基金supported by the National Natural Science Foundation of China (Grant Nos. 41373010 & 41590624)
文摘In the deep Earth, hydrogen mainly occurs as structural hydroxyl and molecular water in minerals and melts, constituting mobile and immobile aqueous components. Hydrous minerals contain hydrogen which occupies a specific structural position and constitutes an indispensable component of chemical formulae. On the other hand, nominally anhydrous minerals do not contain hydrogen in their chemical formulae, but can host trace amounts of water in structural position and lattice defect. The molecular water may occur in the lattice defect as fluid/melt inclusions in minerals. Even though the water content of nominally anhydrous minerals is very limited generally in the order of ppm(parts per million), they may play a significant role in influencing the physicochemical properties of mineral and rock systems.
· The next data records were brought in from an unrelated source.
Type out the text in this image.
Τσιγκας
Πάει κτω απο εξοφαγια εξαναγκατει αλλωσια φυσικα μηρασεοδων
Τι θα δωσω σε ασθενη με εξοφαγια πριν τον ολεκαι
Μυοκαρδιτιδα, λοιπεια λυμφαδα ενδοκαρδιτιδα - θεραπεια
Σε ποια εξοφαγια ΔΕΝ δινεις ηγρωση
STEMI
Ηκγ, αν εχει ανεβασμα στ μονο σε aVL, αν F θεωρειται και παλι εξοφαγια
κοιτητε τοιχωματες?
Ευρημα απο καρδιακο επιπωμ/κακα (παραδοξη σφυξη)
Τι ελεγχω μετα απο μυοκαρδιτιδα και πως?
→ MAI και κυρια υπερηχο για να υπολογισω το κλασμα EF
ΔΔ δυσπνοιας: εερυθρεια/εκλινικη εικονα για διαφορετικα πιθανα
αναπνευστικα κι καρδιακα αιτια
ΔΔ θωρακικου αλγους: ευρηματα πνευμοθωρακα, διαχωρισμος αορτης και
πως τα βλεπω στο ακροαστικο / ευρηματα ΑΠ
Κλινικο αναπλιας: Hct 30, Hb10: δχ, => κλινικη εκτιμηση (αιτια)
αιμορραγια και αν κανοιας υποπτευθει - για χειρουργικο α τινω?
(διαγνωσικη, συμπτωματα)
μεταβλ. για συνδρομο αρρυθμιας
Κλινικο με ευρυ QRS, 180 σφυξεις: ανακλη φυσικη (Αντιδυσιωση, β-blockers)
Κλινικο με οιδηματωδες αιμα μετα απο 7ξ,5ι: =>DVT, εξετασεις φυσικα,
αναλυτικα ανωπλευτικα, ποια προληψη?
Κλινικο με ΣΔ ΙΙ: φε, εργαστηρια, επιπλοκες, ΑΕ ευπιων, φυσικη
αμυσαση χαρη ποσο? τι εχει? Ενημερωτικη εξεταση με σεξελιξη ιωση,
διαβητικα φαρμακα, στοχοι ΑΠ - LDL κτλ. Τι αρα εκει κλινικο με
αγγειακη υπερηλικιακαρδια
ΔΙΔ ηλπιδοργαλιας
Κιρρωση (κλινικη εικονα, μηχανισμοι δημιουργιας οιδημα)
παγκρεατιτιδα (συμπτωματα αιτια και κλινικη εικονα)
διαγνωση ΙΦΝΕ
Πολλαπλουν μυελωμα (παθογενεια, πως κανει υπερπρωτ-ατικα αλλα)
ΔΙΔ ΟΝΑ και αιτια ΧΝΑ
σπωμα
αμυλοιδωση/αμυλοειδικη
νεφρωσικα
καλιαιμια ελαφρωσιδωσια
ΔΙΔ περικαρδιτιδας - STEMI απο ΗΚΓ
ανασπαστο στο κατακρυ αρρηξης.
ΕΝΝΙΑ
With the continuous improvement of modern instrumentations, the analytical methodology exhibits trends for higher spatial resolution, lower detection limit and integral multiple methods on the water amount and its isotopic ratio. Among these methods, Fourier transform infrared spectrometry remains the most widely used, while secondary ion mass spectrometry, continuous flow mass spectrometry, elastic recoil detection analysis and Raman spectrometry are promising. This paper provides a brief review on the methodological progress and their applications to the analysis of structural water in nominally anhydrous minerals.